No examination or ceremony of any kind seems to have been required in order to become a member of the University. Attendance at lectures, after a declaration made to a resident master to the effect that the student purposed to attend them, was enough to entitle him to the privileges of that corporation.

The germ of the modern system of matriculation may perhaps be traced in the statute (1420), which required that all scholars and scholars’ servants, who had attained years of discretion, should swear before the Chancellor that they would observe the statutes for the repression of riots and disorders.

Among the students themselves, however, some form of initiation probably took place, comparable to that of the Bejaunus, or Yellow-bill, in Germany, or of the young soldier, the young Freemason, or the newcomer at an atelier in Paris to-day. Horseplay at the expense of the raw youth, and much chaff and tomfoolery, would be followed in good time by a supper for which the freshman would obligingly pay. Initiation of this kind is a universal taste, and, if kept within bounds, is not a bad custom for testing the temper and grit of the new members of a community. At Oxford, then, freshmen were subject to certain customs at the hands of the senior scholars, or sophisters, on their first coming. So Wood tells us, but he cannot give details. He compares the ceremony, however, to the “salting” which obtained in his own day. Of this salting, as it was practised at Merton, he gives the following account:—

“On Feast days charcoal fires were lit in the Hall of Merton, and between five and six in the afternoon the senior undergraduates would bring in the Freshmen, and make them sit down on a form in the middle of the Hall. Which done, everyone in order was to speak some pretty apothegm or make a jest or bull or speak some eloquent nonsense, to make the company laugh. But if any of the Freshmen came off dull, or not cleverly, some of the forward or pragmatical seniors would tuck them, that is, set the nail of their thumb to their chin just under the lower lip, and by the help of their other fingers under the chin, would give him a mark which would sometimes produce blood.” On Shrove Tuesday a brass pot was set before the fire filled with cawdle by the College Cook at the Freshmen’s expense.
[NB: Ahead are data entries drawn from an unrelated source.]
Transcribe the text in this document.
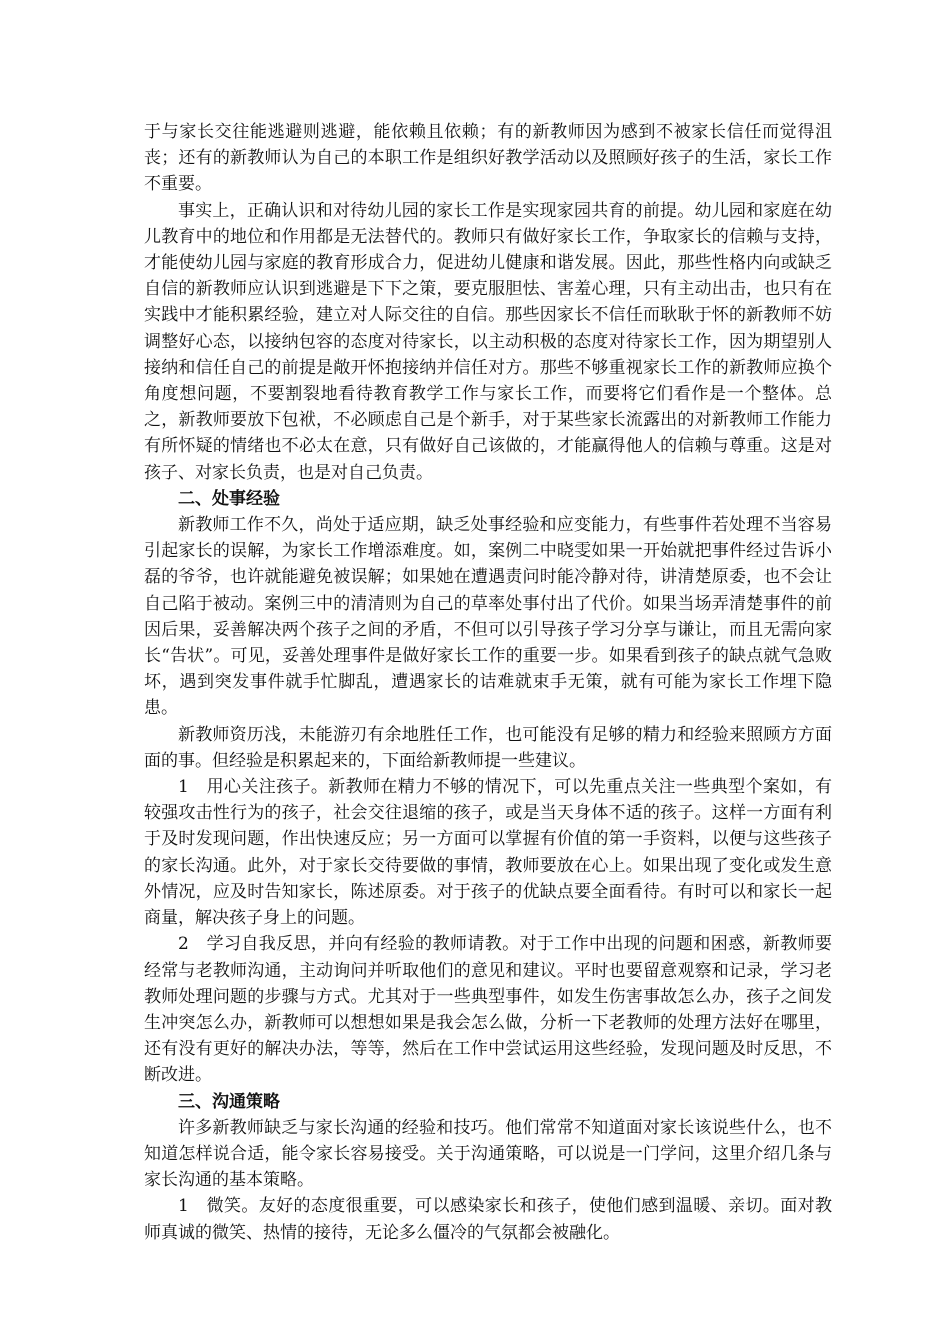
于与家长交往能逃避则逃避，能依赖且依赖；有的新教师因为感到不被家长信任而觉得沮丧；还有的新教师认为自己的本职工作是组织好教学活动以及照顾好孩子的生活，家长工作不重要。

事实上，正确认识和对待幼儿园的家长工作是实现家园共育的前提。幼儿园和家庭在幼儿教育中的地位和作用都是无法替代的。教师只有做好家长工作，争取家长的信赖与支持，才能使幼儿园与家庭的教育形成合力，促进幼儿健康和谐发展。因此，那些性格内向或缺乏自信的新教师应认识到逃避是下下之策，要克服胆怯、害羞心理，只有主动出击，也只有在实践中才能积累经验，建立对人际交往的自信。那些因家长不信任而耿耿于怀的新教师不妨调整好心态，以接纳包容的态度对待家长，以主动积极的态度对待家长工作，因为期望别人接纳和信任自己的前提是敞开怀抱接纳并信任对方。那些不够重视家长工作的新教师应换个角度想问题，不要割裂地看待教育教学工作与家长工作，而要将它们看作是一个整体。总之，新教师要放下包袱，不必顾虑自己是个新手，对于某些家长流露出的对新教师工作能力有所怀疑的情绪也不必太在意，只有做好自己该做的，才能赢得他人的信赖与尊重。这是对孩子、对家长负责，也是对自己负责。

二、处事经验

新教师工作不久，尚处于适应期，缺乏处事经验和应变能力，有些事件若处理不当容易引起家长的误解，为家长工作增添难度。如，案例二中晓雯如果一开始就把事件经过告诉小磊的爷爷，也许就能避免被误解；如果她在遭遇责问时能冷静对待，讲清楚原委，也不会让自己陷于被动。案例三中的清清则为自己的草率处事付出了代价。如果当场弄清楚事件的前因后果，妥善解决两个孩子之间的矛盾，不但可以引导孩子学习分享与谦让，而且无需向家长“告状”。可见，妥善处理事件是做好家长工作的重要一步。如果看到孩子的缺点就气急败坏，遇到突发事件就手忙脚乱，遭遇家长的诘难就束手无策，就有可能为家长工作埋下隐患。

新教师资历浅，未能游刃有余地胜任工作，也可能没有足够的精力和经验来照顾方方面面的事。但经验是积累起来的，下面给新教师提一些建议。

1　用心关注孩子。新教师在精力不够的情况下，可以先重点关注一些典型个案如，有较强攻击性行为的孩子，社会交往退缩的孩子，或是当天身体不适的孩子。这样一方面有利于及时发现问题，作出快速反应；另一方面可以掌握有价值的第一手资料，以便与这些孩子的家长沟通。此外，对于家长交待要做的事情，教师要放在心上。如果出现了变化或发生意外情况，应及时告知家长，陈述原委。对于孩子的优缺点要全面看待。有时可以和家长一起商量，解决孩子身上的问题。

2　学习自我反思，并向有经验的教师请教。对于工作中出现的问题和困惑，新教师要经常与老教师沟通，主动询问并听取他们的意见和建议。平时也要留意观察和记录，学习老教师处理问题的步骤与方式。尤其对于一些典型事件，如发生伤害事故怎么办，孩子之间发生冲突怎么办，新教师可以想想如果是我会怎么做，分析一下老教师的处理方法好在哪里，还有没有更好的解决办法，等等，然后在工作中尝试运用这些经验，发现问题及时反思，不断改进。

三、沟通策略

许多新教师缺乏与家长沟通的经验和技巧。他们常常不知道面对家长该说些什么，也不知道怎样说合适，能令家长容易接受。关于沟通策略，可以说是一门学问，这里介绍几条与家长沟通的基本策略。

1　微笑。友好的态度很重要，可以感染家长和孩子，使他们感到温暖、亲切。面对教师真诚的微笑、热情的接待，无论多么僵冷的气氛都会被融化。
Then each of them had to pluck off his gown and band and if possible make himself look like a scoundrel. ‘Which done they were conducted each after the other to the High Table, made to stand upon a form and to deliver a speech.’ Wood gives us the speech he himself made on this occasion, a dreary piece of facetiousness. As a ‘kitten of the Muses and meer frog of Helicon he croaked cataracts of plumbeous cerebrosity.’

“The reward for a good speech was a cup of cawdle and no salted drink, for an indifferent one some cawdle and some salted drink, and for a bad one, besides the tucks, nothing but College beer and salt.
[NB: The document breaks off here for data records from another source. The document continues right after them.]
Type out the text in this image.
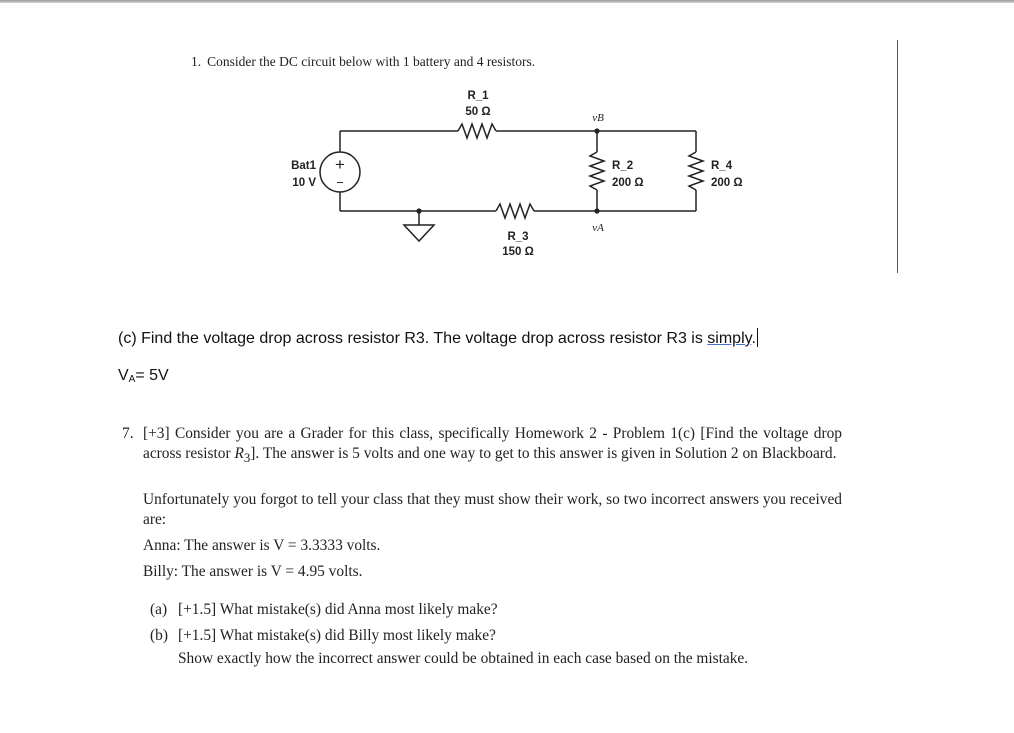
1. Consider the DC circuit below with 1 battery and 4 resistors.
+
−
R_1
50 Ω
R_2
200 Ω
R_4
200 Ω
R_3
150 Ω
Bat1
10 V
vB
vA
(c) Find the voltage drop across resistor R3. The voltage drop across resistor R3 is simply.
$V_A= 5V$
7. [+3] Consider you are a Grader for this class, specifically Homework 2 - Problem 1(c) [Find the voltage drop across resistor $R_3$]. The answer is 5 volts and one way to get to this answer is given in Solution 2 on Blackboard.

Unfortunately you forgot to tell your class that they must show their work, so two incorrect answers you received are:
Anna: The answer is V = 3.3333 volts.
Billy: The answer is V = 4.95 volts.
(a) [+1.5] What mistake(s) did Anna most likely make?
(b) [+1.5] What mistake(s) did Billy most likely make?
Show exactly how the incorrect answer could be obtained in each case based on the mistake.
“When these ceremonies were over the senior cook administered an oath over an old shoe to those about to be admitted into the fraternity. The Freshman repeated the oath, kissed the shoe, put on his gown and band and took his place among the seniors.”

When the freshmen of the past year were solemnly made seniors, and probationers were admitted fellows, similar ceremonies took place. At All Souls’, for instance, on 14th January, those who were to be admitted fellows were brought from their chambers in the middle of the night, sometimes in a bucket slung on a pole, and so led about the college and into the hall, whilst some of the junior fellows, disguised perhaps, would sing a song in praise of the mallard, some verses of which I give:

“The griffin, bustard, turkey and capon,
Let other hungry mortals gape on,
And on their bones with stomachs fall hard,
But let All Souls’ men have the mallard.

Hough the blood of King Edward, by the blood of
King Edward,
It was a swapping, swapping mallard.

“The Romans once admired a gander
More than they did their best commander,
Because he saved, if some don’t fool us,
The place that’s named from the scull of Tolus.